Obamacare's cost-shifting doesn't do taxpayers any favors
August 17, 2012
Common sense dictates that cost-shifting does not save money (whether I pay for dinner or you pay for dinner doesn't change the cost), but advocates of Obamacare insist that the law will save money by forcing federal taxpayers instead of state taxpayers to pay for the expansion of Medicaid. In a recent piece, The Oklahoman editorial board further dismantles that specious claim:
Some state officials say Oklahoma would “save” about $47.8 million a year if the state accepts the Obamacare-driven expansion of Medicaid. That would shift to the federal government part of the current cost of treating those with mental health problems. Currently, the state pays for treatment through the Department of Mental Health and Substance Abuse Services, the Department of Corrections and the state Health Department.
Of course, those savings are all on paper. Oklahomans pay state and federal taxes.
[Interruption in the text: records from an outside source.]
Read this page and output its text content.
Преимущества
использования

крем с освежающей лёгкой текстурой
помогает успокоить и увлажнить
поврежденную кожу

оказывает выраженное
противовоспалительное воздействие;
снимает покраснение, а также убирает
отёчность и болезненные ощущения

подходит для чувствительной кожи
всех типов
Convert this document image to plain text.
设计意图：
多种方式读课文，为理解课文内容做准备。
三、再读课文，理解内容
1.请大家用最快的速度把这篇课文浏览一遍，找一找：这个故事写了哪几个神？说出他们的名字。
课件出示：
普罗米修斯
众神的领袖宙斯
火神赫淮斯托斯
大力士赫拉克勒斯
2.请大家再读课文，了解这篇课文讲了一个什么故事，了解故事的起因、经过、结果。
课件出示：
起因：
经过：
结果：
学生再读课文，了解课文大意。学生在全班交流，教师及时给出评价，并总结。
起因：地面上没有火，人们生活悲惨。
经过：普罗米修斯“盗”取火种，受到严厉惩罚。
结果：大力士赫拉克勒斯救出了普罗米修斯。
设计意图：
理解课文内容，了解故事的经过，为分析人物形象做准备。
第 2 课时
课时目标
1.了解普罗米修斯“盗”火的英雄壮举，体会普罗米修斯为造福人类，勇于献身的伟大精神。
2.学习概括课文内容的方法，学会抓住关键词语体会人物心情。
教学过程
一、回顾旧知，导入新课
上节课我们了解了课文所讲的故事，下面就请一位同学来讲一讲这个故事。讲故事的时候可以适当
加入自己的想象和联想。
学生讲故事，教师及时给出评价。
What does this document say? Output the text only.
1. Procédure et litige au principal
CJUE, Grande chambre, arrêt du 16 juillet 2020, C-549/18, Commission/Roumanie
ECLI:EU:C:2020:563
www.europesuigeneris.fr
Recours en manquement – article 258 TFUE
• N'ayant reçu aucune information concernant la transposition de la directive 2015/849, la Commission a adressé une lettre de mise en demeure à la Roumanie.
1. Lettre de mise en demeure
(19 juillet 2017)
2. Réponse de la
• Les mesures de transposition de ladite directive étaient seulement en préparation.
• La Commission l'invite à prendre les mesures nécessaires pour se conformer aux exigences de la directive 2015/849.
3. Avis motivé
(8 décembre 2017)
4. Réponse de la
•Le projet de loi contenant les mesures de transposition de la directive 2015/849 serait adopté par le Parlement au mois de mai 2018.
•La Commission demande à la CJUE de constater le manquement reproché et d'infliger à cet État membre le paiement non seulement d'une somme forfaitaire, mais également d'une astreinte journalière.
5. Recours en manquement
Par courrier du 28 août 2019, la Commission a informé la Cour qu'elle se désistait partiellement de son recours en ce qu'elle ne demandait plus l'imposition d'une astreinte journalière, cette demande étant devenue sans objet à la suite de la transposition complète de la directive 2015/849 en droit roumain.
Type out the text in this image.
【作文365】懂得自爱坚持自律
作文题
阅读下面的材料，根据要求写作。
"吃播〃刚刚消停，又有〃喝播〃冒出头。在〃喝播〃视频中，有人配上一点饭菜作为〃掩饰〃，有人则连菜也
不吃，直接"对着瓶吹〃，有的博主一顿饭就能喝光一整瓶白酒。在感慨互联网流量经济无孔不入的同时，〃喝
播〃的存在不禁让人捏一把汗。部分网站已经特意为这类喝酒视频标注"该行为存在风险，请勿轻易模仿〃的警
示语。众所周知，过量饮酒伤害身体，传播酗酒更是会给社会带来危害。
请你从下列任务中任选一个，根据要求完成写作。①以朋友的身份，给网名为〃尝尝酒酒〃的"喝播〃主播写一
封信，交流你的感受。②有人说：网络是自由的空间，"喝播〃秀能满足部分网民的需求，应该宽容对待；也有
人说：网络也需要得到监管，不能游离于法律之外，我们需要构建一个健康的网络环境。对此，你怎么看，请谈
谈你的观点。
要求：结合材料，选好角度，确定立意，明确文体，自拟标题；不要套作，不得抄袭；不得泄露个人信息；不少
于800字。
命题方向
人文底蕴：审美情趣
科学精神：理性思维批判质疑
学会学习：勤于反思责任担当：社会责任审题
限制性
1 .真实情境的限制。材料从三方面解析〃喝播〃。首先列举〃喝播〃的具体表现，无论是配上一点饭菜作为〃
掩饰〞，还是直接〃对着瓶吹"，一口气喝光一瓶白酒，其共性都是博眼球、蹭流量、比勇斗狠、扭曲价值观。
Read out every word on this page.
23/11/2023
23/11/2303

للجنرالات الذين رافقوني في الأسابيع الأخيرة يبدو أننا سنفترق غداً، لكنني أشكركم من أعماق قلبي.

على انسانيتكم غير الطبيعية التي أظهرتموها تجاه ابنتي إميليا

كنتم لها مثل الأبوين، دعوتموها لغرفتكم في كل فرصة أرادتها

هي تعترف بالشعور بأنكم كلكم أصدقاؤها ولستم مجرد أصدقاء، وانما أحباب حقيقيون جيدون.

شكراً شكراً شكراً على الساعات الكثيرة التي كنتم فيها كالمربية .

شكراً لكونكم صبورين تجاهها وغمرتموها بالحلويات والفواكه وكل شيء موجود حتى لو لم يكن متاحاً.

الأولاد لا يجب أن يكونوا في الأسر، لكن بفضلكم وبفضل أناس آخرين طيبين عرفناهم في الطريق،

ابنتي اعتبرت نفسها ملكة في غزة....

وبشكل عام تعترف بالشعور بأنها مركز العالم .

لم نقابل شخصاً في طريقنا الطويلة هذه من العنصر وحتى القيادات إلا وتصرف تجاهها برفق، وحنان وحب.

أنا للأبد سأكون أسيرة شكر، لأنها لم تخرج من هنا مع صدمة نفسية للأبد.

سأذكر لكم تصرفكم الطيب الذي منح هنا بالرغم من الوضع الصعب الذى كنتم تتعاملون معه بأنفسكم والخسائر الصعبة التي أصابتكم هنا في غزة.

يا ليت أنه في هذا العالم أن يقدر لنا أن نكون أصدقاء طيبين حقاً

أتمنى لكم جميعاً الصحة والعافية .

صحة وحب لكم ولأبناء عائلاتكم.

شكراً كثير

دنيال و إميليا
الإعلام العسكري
Shifting the cost from one side of the ledger sheet to the other doesn't make any difference for those paying taxes into both columns.
Put another way, if you siphon gas out of your car and into your truck, you aren't saving money on truck fuel. You're just refueling your car more often. The fact that Obamacare supporters tout the government-finance version of a siphon hose as a major policy achievement shows just how flawed this law is. ...
At some point, the cost-shifting ends and payment begins. When that occurs, American taxpayers will be the ones to foot the bill, whether local, state or federal.
Fortunately, Oklahomans need not fall for the tempting delusion of "free" money from the federal government to expand Medicaid. The Supreme Court, of course, ruled this summer that states may opt out of the expansion. If Oklahoma cannot afford to expand Medicaid without help from the federal government, it really cannot afford to expand Medicaid with help from the federal government, as my colleague Brandon Dutcher explains:
State appropriations account for less than half of ... total state spending. Much of the spending is federal money, which many in the political class seem to think of as “free” money. It’s not. As Manhattan Institute fellow Heather Mac Donald recently pointed out: “The federal government’s biggest con game is promoting the fiction that federal dollars doled out to states and localities are ‘free’ money — whether the Medicaid funds at stake in the Obamacare decision, food-stamp reimbursements, job-training money or grants to local colleges for minority education in the sciences. …
“Federal transfers are not even a zero-sum proposition; they are a negative-sum proposition, leaking value at every step of the way, thanks to the costs of collecting federal tax dollars, then trickling them back out to the states’ own costly bureaucracies via federal paper-pushers who write and oversee grant programs.
“And yet this massive Ponzi scheme allows the federal government to wield enormous power in the illusion that it is conferring on states and cities free money from some mysterious external source outside of their own businesses and residents. (The only arguable source of such money from beyond local sources would be money borrowed from China, say, which then gets magnanimously doled out to the states by wise federal bureaucrats, but even there, we — not ‘Washington’ — pay the interest on the borrowed funds.)”
Some Oklahoma politicians object that they shouldn’t take the rap for their spending spree because this federal money is the federal government’s problem. But of course that doesn’t wash. No one is forcing state policymakers to chase all this federal money. Moreover, chasing the federal money spurs higher state spending.
In fact, even just maintaining Medicaid could require states to cut education funding or raise taxes. In light of that fact, Oklahomans should arguably be discussing whether to go nuclear on Medicaid instead of whether to expand it.
If that sounds extreme, consider a basic truth that too often goes unobserved: Money does not equate with good health (or, for that matter, a worthwhile education or effective law enforcement). Throwing more money into a broken system does nothing but waste money. If we're serious when we say we want Oklahomans to be healthy, we won't just look to the government for more dollars to cover the cost of medications and procedures. Instead, we'll take care of ourselves, exercising and eating wisely -- and we won't need a push from the First Lady or a heavy-handed government ban on sugary sodas to do it. We'll forgo vacation or the latest household appliances or appealing upgrades to our cars to voluntarily purchase health insurance.
Yes, we need policy solutions to the rising costs of and lack of universal access to health care, but we also need private solutions. The best part about such solutions: We don't have to wait for lawmakers to enact them. If good health and the insurance coverage to ensure it isn't a priority for individual Americans, why should it be a priority of the government? Surely we're not yet so uncivilized as to need government officials to force us to do what is wise.
A mature response to the reality that life is precarious might be to support the creation of a government-run health care system (leaders in Britain and Canada, among others, seem to think so), but I'd argue the more mature response would be to develop personal discipline, prudence and humility -- discipline to maintain good health, prudence to provide for unavoidable health disasters (i.e. buy insurance!) and humility to accept that, no matter how advanced medicine becomes or how desirable and good it can be for us to avail ourselves of life-extending options, illness and death have ever been a part of the human condition and ever will be.